Dividing the figures you get from 0-60mph by three does give you rather valid numbers to compare to those you already have in SR. It breaks down at the top-end, because a modern Formula 1 could easily have an Acc rating of 28 (0-100km/h in 3 seconds), while quickest accelerating canon car is at only 21. Looking at the Acceleration ratings of the canon Sedans, maybe assuming 5 successes would work better. That brings a Formula 1 down to 17 and most current sedans into the 5-8 range. Seems semi-reasonable.
hyzmarca
Torque equals Force times Distance. Force equals acceleration times mass.

Torque divided by (mass times distance) equals acceleration, I think.
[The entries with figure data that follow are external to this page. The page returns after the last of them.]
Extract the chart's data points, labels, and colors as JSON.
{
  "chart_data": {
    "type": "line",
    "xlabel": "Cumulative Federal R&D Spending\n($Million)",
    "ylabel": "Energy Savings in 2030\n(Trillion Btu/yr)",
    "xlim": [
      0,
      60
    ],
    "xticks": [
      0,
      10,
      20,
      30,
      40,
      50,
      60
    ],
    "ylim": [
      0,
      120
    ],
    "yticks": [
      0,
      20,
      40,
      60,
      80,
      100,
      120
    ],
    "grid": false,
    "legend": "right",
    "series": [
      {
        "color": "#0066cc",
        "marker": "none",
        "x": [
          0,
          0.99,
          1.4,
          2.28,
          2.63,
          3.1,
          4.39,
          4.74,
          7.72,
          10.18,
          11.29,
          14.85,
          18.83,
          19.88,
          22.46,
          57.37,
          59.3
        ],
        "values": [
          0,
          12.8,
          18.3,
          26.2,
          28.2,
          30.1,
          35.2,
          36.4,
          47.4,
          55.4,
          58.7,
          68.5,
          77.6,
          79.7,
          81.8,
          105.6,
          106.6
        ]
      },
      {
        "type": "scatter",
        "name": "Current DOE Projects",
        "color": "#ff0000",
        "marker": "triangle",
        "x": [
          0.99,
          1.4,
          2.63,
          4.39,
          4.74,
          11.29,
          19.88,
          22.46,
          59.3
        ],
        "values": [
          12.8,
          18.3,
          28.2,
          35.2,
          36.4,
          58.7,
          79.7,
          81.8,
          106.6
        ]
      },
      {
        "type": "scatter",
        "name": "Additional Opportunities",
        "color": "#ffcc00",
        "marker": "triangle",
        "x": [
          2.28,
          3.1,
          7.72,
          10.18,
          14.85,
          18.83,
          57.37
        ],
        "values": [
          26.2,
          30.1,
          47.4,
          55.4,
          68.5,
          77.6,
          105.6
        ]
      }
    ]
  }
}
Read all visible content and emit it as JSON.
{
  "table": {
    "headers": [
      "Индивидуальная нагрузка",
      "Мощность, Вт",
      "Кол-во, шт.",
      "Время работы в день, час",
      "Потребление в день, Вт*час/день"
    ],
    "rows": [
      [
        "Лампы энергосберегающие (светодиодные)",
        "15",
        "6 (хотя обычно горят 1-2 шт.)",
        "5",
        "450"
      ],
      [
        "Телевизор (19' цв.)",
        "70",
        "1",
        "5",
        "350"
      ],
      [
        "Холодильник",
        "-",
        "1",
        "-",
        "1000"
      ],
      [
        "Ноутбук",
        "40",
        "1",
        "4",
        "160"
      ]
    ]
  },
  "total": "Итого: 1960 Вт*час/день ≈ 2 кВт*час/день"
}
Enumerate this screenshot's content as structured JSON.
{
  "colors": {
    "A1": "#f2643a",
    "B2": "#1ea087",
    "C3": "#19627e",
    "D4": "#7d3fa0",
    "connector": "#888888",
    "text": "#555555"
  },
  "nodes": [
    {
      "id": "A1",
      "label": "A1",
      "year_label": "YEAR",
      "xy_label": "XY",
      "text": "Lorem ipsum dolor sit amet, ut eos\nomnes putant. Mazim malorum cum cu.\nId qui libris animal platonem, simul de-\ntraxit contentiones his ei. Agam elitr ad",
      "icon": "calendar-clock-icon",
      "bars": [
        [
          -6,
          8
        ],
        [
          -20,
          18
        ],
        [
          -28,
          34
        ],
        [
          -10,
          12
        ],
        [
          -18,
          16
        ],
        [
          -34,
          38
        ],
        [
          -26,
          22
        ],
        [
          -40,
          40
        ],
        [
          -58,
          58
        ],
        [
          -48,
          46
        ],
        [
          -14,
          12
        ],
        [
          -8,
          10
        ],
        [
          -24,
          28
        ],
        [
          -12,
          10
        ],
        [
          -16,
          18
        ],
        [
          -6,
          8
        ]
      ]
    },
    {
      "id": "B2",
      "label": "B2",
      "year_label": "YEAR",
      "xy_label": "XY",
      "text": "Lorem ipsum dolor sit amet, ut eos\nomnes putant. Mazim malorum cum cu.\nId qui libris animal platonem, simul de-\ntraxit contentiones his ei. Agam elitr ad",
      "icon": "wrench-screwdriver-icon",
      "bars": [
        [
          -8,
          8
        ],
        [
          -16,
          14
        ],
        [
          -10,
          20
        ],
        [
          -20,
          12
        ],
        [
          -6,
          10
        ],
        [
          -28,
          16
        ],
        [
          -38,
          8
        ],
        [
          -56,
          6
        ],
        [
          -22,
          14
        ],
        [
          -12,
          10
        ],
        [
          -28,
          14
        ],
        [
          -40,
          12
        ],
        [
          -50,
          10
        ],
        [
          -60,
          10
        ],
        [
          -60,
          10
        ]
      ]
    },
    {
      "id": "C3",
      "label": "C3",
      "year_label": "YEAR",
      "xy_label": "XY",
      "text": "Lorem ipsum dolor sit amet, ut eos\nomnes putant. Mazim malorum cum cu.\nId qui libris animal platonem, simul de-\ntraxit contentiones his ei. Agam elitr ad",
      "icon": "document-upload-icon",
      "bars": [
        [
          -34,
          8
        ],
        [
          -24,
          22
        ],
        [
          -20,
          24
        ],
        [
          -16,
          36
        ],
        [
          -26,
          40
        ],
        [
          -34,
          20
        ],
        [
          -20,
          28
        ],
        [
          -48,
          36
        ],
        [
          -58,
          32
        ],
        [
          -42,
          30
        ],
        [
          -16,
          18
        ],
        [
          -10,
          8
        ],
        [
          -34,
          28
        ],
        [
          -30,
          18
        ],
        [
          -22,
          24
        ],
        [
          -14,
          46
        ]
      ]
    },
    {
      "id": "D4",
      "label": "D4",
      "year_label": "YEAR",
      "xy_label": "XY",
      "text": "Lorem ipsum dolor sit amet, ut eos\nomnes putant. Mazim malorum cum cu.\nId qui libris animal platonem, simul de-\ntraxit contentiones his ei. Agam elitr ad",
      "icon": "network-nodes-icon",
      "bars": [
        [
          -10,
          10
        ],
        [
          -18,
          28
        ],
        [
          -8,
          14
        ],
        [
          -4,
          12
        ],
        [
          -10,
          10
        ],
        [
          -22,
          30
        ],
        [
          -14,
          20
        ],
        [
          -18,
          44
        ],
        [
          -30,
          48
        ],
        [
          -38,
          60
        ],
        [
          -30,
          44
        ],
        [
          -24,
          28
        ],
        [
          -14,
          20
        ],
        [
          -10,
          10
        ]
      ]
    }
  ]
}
I recomend converthing everything to metric before making the calculations.
Tanka
The problem with Shadowrun is that they don't even use real metric. Some of the weights they have (might be "had" now) are better expressed in pounds than kg, even though they have the kg tag at the end.
Hero
Used advice Tarantula gave and it works out pretty well, thanks for the tip. Now I have to find the stats times of some of the older model cars, and very few 3rd party site have complete data on most cars in there databases, most are missing the 0-60mph times and other relative information I need.